Dimanche, Bertrand Nicol, qui sera l’un des plus vieux joueurs participant aux huitièmes de finales du championnat de France de Fédérale 3 - le plus vieux ? - sera le seul président crampons au pied. "La boucle est bouclée", s’amusait-il en début de semaine de cette ironie du sort qui lui est favorable, lui qui participait il y a dix ans à la première montée du club en Fédérale 2. Breton d’origine de Pont-Labbé, venu à Paris pour son activité professionnelle, sportif accompli ayant découvert le rugby sur le tard, en corpo, dans feu l’équipe Renault qui se disputait à l’époque le titre national entreprises avec les laboratoires Fabre de l’inusable José Diaz, Bertrand Nicol écrira dimanche, à son entrée sur la pelouse, l’une de ces belles histoires du bénévolat sublime et triomphant.

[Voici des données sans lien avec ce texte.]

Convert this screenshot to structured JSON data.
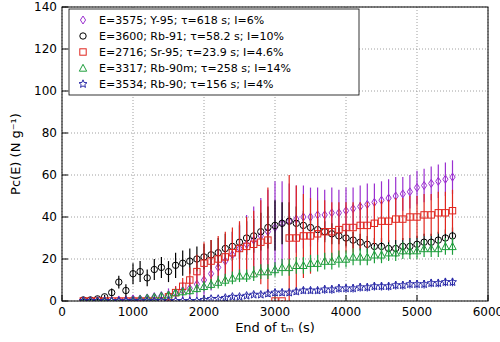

Depuis trois ans, avec son équipe de dirigeants, rénovant de leurs mains le club-house du stade Jean-Pierre-Rives, lançant des projet tous azimuts pour la formation et la culture de la jeunesse locale, sans oublier son plaisir personnel qui l’a conduit jusqu’à cet instant, il symbolisera une certaine idée du rugby, inaltérable dans la volonté de s’amuser toujours un peu plus loin. Et à bien y regarder, pour jouer contre les massifs Jurassiens, la présence miraculeuse de ce deuxième ligne à l’ancienne au ras des rucks, sera peut-être une plus-value.